A me questo film è piaciuto tantissimo!!!!Un’esperienza emotiva che alla fine mi ha commosso fino alle lacrime. Non è un film facile da vedere..è impegnativo, assai, spesso surreale!! Non occorre essere specialisti per gradirlo, unica condizione è la partecipazione emozionale quindi il coinvolgimento.

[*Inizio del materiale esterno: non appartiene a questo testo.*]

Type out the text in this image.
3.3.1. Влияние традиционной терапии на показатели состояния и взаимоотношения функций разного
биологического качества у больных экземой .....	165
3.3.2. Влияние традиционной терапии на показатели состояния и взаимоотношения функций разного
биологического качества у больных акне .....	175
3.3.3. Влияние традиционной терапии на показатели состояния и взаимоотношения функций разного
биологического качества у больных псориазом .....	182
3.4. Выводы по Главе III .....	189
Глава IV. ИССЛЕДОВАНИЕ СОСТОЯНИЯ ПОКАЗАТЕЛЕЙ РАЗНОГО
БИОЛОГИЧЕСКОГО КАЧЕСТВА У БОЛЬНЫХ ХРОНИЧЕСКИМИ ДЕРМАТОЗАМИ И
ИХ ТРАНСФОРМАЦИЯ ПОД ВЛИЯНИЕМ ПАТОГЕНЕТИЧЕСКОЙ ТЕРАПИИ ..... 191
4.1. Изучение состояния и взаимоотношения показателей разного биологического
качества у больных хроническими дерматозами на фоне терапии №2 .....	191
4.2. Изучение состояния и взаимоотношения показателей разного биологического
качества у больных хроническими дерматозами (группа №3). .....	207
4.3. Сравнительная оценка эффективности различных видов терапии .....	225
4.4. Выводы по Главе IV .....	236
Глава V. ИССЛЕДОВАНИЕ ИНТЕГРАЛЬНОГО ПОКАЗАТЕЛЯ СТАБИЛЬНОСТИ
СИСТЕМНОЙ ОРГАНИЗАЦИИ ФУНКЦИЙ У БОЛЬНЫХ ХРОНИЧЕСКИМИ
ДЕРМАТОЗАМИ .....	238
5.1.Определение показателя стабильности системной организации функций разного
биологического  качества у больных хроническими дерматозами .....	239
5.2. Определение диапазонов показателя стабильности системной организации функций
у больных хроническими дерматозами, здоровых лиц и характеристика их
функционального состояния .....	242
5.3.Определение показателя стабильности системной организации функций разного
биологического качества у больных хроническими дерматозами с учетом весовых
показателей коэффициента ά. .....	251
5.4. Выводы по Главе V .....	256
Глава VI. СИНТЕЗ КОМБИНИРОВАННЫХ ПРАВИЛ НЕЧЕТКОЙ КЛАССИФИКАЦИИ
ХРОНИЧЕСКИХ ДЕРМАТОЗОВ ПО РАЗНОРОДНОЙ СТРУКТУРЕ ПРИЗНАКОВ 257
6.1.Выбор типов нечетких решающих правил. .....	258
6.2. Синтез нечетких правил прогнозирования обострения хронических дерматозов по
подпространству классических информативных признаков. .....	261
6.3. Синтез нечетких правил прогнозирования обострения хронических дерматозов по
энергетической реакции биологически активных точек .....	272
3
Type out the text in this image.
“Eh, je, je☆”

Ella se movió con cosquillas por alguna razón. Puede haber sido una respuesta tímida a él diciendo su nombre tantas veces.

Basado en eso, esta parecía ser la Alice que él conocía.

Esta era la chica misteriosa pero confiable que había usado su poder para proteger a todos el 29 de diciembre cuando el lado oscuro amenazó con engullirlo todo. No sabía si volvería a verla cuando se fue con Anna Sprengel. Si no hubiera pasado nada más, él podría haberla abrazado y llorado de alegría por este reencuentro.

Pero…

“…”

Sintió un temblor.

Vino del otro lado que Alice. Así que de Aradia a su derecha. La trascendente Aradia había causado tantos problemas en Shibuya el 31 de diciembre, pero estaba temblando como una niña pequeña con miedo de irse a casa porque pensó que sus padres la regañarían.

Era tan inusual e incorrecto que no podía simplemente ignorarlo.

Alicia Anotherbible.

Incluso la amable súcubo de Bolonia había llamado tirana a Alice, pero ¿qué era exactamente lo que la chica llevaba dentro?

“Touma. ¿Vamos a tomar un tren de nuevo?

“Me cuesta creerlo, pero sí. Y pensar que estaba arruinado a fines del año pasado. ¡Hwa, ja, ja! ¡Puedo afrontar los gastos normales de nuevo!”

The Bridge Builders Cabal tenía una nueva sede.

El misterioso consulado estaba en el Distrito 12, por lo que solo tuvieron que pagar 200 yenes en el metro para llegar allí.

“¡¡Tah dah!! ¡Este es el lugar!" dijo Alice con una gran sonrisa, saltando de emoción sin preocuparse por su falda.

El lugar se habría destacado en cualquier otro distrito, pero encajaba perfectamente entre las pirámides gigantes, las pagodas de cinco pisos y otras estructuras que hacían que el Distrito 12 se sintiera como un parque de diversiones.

Non lo si può affrontare con la superficialità distratta con cui gustiamo un gelato passeggiando.. immaginiamoci, piuttosto, di essere davanti ad una pietanza nuova, inusuale, speziatissima che bisogna approcciare con cautela, con curiosità, con predisposizione, con lentezza, possibilmente in religioso silenzio affinchè le nostre papille possano distinguere le differenti note di ogni fragranza e deliziarsi con le essenze dei retrogusti che permangono ben presenti anche dopo averla finita.
Vi dico la verità…quando l’hanno dato in tv, sere fa, mi sono addormentata dopo meno di un quarto d’ora di visione…indubbiamente non avevo lo spirito d’animo adatto nè intorno avevo le condizioni favorevoli..troppa caciara. Ma, difficilmente mi fermo alla prima impressione nè mi accontento di valutare qualcosa da un semplice morso..e così mi sono ripromessa di guardarmelo nelle giuste atmosfere e tempo/spaziali e di animo.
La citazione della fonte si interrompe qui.